Catch security choices at the architecture stage — where they're still cheap.
Architecture and threat-model review for new and migrating systems. Threat-model-driven design with explicit attacker capability assumptions, cryptography review, identity-and-authorisation architecture. Manual, expert-led — no auto-generated threat diagrams, no LLM-driven model output.
Before the system is built — not after it ships.
Pentesting a deployed system is finding bugs in choices that have already been made. Architecture review is a different shape of work: we are looking at the choices before they have been made, when changing them is still a meeting rather than a six-month migration.
We are most useful for new systems being designed, systems migrating to new platforms or jurisdictions, systems where the threat model is shifting (new adversary profile, new regulatory boundary, new sovereign requirement), and refactor projects where security is one of the drivers.

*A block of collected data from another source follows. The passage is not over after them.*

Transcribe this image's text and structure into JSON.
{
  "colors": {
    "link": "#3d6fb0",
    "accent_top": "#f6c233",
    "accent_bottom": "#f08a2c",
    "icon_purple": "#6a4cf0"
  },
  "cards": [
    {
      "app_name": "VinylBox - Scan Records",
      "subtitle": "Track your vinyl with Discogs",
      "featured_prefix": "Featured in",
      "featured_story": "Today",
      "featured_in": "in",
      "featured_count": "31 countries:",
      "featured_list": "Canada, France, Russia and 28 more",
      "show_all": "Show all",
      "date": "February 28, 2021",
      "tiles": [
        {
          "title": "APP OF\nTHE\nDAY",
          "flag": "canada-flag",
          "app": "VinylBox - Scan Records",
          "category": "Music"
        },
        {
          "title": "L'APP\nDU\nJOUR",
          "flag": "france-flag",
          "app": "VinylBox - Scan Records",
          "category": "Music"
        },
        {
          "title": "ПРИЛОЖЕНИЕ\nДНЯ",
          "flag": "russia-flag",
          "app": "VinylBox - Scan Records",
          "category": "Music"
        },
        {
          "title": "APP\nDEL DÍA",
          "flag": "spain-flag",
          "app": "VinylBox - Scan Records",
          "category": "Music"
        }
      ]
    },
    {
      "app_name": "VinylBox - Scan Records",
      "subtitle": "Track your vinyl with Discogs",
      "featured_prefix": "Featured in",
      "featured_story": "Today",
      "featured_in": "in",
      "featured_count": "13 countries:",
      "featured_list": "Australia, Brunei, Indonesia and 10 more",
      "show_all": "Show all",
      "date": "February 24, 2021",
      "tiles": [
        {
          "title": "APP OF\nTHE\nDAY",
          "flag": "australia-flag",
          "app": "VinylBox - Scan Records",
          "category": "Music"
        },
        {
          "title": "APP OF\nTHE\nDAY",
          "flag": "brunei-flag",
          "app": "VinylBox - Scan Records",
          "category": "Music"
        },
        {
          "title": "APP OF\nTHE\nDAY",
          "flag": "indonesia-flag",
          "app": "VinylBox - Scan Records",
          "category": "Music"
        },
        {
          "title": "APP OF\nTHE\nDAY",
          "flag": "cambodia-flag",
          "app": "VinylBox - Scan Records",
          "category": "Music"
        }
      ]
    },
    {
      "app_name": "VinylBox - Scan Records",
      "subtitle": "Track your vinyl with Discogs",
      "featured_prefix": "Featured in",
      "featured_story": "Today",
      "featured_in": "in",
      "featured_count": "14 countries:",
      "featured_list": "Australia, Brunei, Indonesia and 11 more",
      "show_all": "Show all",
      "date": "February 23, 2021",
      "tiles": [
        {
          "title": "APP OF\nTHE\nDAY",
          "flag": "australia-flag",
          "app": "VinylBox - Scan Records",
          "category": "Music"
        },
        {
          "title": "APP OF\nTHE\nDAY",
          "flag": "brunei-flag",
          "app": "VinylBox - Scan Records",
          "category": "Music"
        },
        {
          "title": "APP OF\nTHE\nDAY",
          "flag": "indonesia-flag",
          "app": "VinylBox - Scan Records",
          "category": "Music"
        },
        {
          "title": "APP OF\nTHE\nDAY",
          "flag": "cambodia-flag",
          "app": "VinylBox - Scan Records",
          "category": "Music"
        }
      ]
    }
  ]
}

We are less useful for "review the architecture document we wrote last year" — that is closer to a pentest of the deployed system.
The shape of the review.
STRIDE, LINDDUN, PASTA — used as the framework for facilitated workshops with the customer's engineering team. Output is a written threat model, not a Visio diagram.
Trust boundaries, data flows, deployment topology, failure modes. We read the customer's architecture documents and ask the questions an attacker would ask.
Protocol selection, primitive choice, key-management architecture, post-quantum readiness. Implementation review where the customer is shipping their own crypto.
Authentication design, federation, session management, authorisation models (RBAC, ABAC, ReBAC), token-handling architecture.
Architectures with hard data-residency or air-gap requirements. Update channels, telemetry, key-distribution, and offline-operation primitives.
Fail-secure vs fail-open analysis, blast-radius modelling, dependency-graph review, incident-response readiness in the architecture.
The shape we don't ship.
- No auto-generated threat diagrams
Tools that ingest a system description and output a "threat model" produce decorative artefacts that get filed and forgotten. The work that matters is the conversation, the dissent, and the written reasoning.
- No "review-the-deployed-system" reviews
When the architecture is already deployed and the customer cannot change it, what they need is a pentest, not an architecture review. We will say so and route the work accordingly.
- Local LLMs as tooling, not as methodology
We do not let an LLM generate the threat model. We do use local LLMs in-house to summarise long architecture documents, scaffold meeting notes, and pattern-match against our threat library. Customer architecture material never goes to a commercial SaaS model.
Three forms of engagement.
Pre-build review. The customer is designing a new system. We sit alongside the architecture team during design and produce a written threat model and architecture review.
Mid-build advisory. The system is partly built. We review what exists, identify the load-bearing security choices that still need to be made, and stay engaged as those choices are landed.
Refactor advisory. An existing system needs an architecture-level rework. We model the target architecture, identify migration risks, and advise on the path between today's system and the target.
Duration depends on the scope and complexity. We scope against the actual system.